Tuesday, January 24, 2017

Preface To Dust: Dust Idioms

There are so many interviews on my show this week that I won't get to do one of my favorite things I do on the show, which is talk about idioms.

Many years ago, I volunteered for an adult literacy program & had one student before we moved away, & that student was only technically an adult - he was 18, a high-school drop-out, with two children already.  He said, I was told, at a third-grade reading level.  He was pretty non-communicative, & was terrible at making our appointments, so I only sat with him twice.  The second time, I had bought a giant GED prep book because his goal was to take the GED.  But he had one amazing blindspot: he didn't understand idioms.

That was interesting to me.  He had never heard "raining cats & dogs."  He didn't quite understand the concept of a "bad penny."  We took a test together & he would just look at me, kind of dead-eyed & confused, as I tried to explain why a phrase meant what it did.

That's one reason I enjoy talking about idioms on the show.  I have been doing it pretty much since the show's beginnings, but having this experience with this young man only made me want to showcase idioms more.

Without further ado, here are some idioms using the word dust that I'd talk about tomorrow if I had the time which I won't.

When something collects dust, it's been sitting there unused for a long time.  Figuratively & literally. (You can also say it gathers dust.  If you want.)

If you leave someone in the dust, as in a competition, you have far surpassed them & are way ahead.

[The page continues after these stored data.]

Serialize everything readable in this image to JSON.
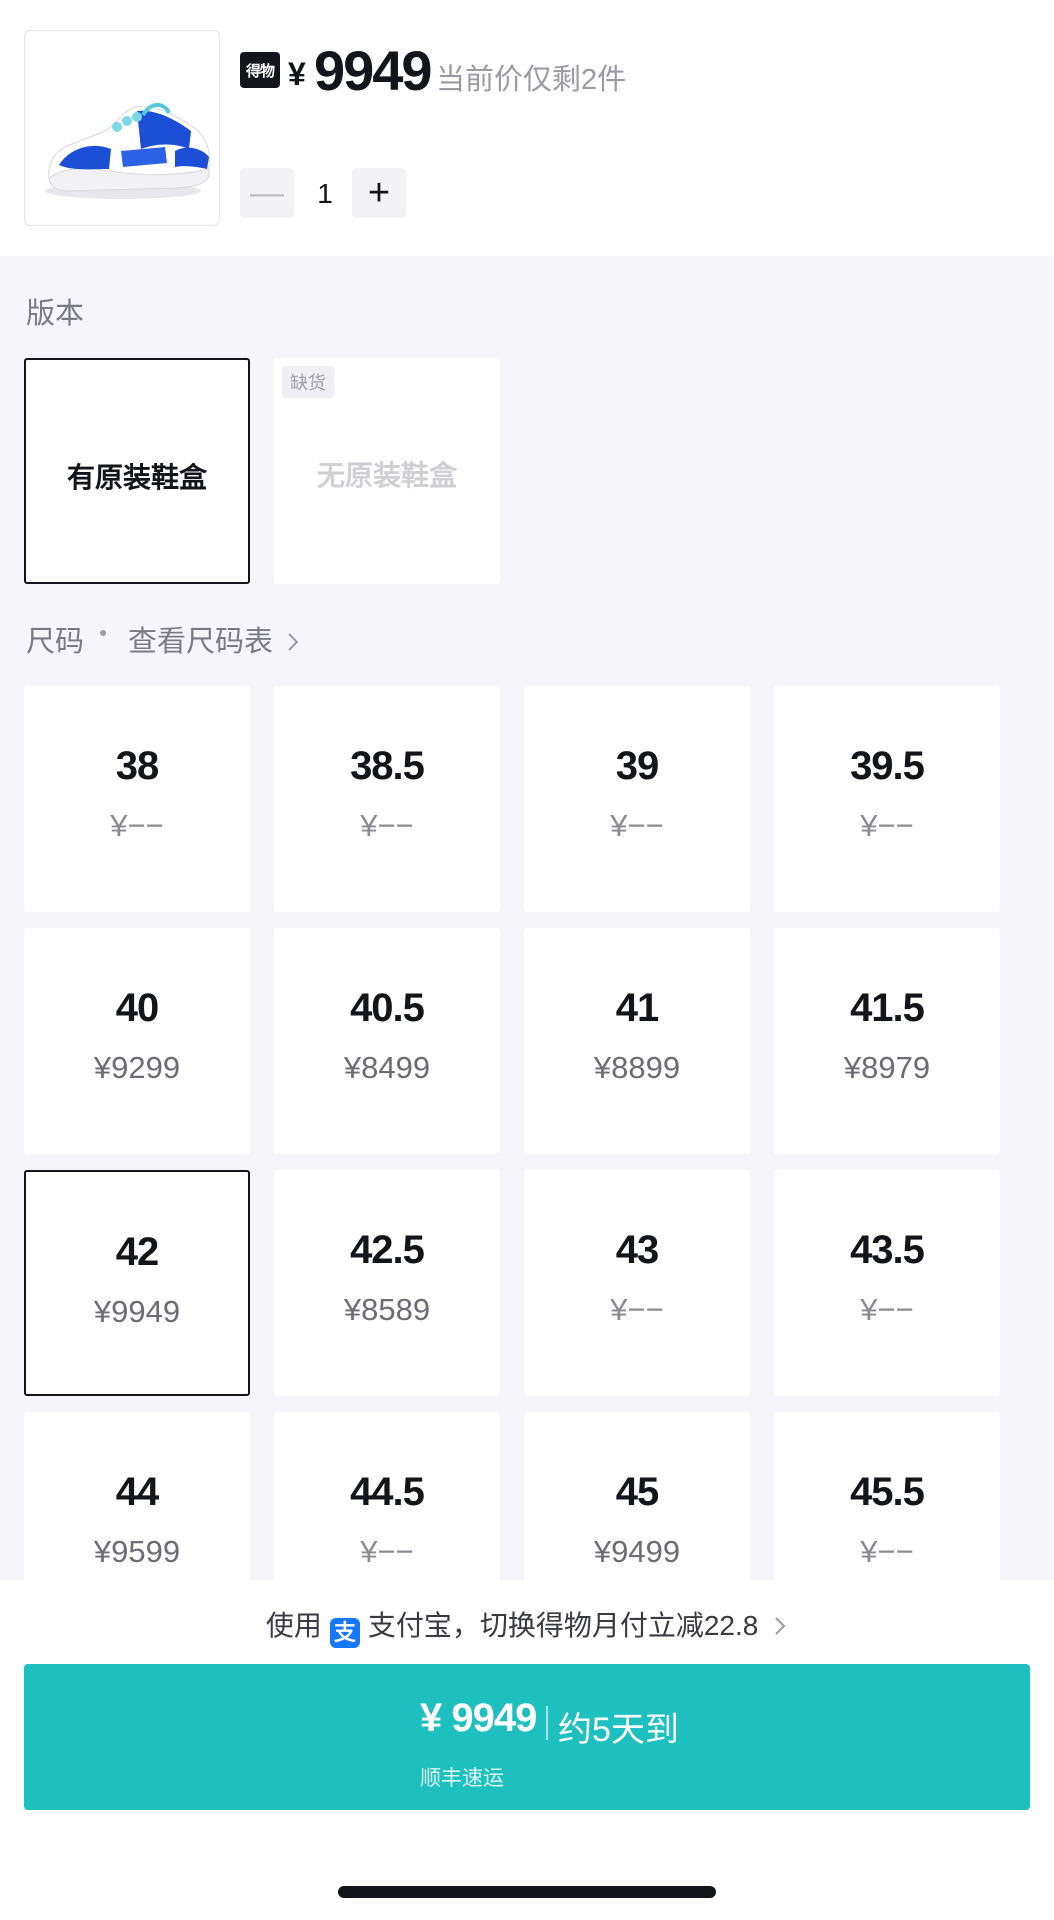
{
  "header": {
    "brand_logo": "得物",
    "currency": "¥",
    "price": "9949",
    "stock_note": "当前价仅剩2件",
    "quantity": "1",
    "minus_symbol": "—",
    "plus_symbol": "+"
  },
  "version": {
    "label": "版本",
    "options": [
      {
        "title": "有原装鞋盒",
        "selected": true,
        "badge": ""
      },
      {
        "title": "无原装鞋盒",
        "selected": false,
        "badge": "缺货"
      }
    ]
  },
  "size": {
    "label": "尺码",
    "chart_link": "查看尺码表",
    "options": [
      {
        "size": "38",
        "price": "¥−−"
      },
      {
        "size": "38.5",
        "price": "¥−−"
      },
      {
        "size": "39",
        "price": "¥−−"
      },
      {
        "size": "39.5",
        "price": "¥−−"
      },
      {
        "size": "40",
        "price": "¥9299"
      },
      {
        "size": "40.5",
        "price": "¥8499"
      },
      {
        "size": "41",
        "price": "¥8899"
      },
      {
        "size": "41.5",
        "price": "¥8979"
      },
      {
        "size": "42",
        "price": "¥9949",
        "selected": true
      },
      {
        "size": "42.5",
        "price": "¥8589"
      },
      {
        "size": "43",
        "price": "¥−−"
      },
      {
        "size": "43.5",
        "price": "¥−−"
      },
      {
        "size": "44",
        "price": "¥9599"
      },
      {
        "size": "44.5",
        "price": "¥−−"
      },
      {
        "size": "45",
        "price": "¥9499"
      },
      {
        "size": "45.5",
        "price": "¥−−"
      }
    ]
  },
  "promo": {
    "prefix": "使用",
    "icon_glyph": "支",
    "text": "支付宝，切换得物月付立减22.8"
  },
  "buy": {
    "price": "¥ 9949",
    "eta": "约5天到",
    "shipping": "顺丰速运"
  },
  "colors": {
    "accent": "#1ebfbf",
    "alipay": "#1677ff",
    "selected_border": "#14151a"
  }
}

I think I've even seen a couple of racing movies where the triumphant one yells, in an unsportsmanlike, taunting fashion, "Eat my dust!"

Speaking of movies, there are westerns in which I've heard someone say, "Kiss the dust!"  Meaning, of course, fall, after being struck or shot.

If you're waiting for the dust to settle, you're being patient until things calm down.  The idea being that great activity makes the dust fly.

I haven't heard this one before: charge it to the dust & let the rain settle it.  You apparently say this when you don't want to pay for something, presumably because the service was poor or the thing was of bad quality.  It appears to be an American idiom.

Dust itself can be used as a euphemism for "kill," so it makes since that when someone bites the dust, they die.

If you need to be dusted off, you must pick yourself up after some setback or defeat & begin to try again.  (It's also a baseball idiom, is dust off, & can be also used to mean "to kill.")  A dust-up however is a fight.

That should be enough.  My airbreak feels too long & this is a blog post!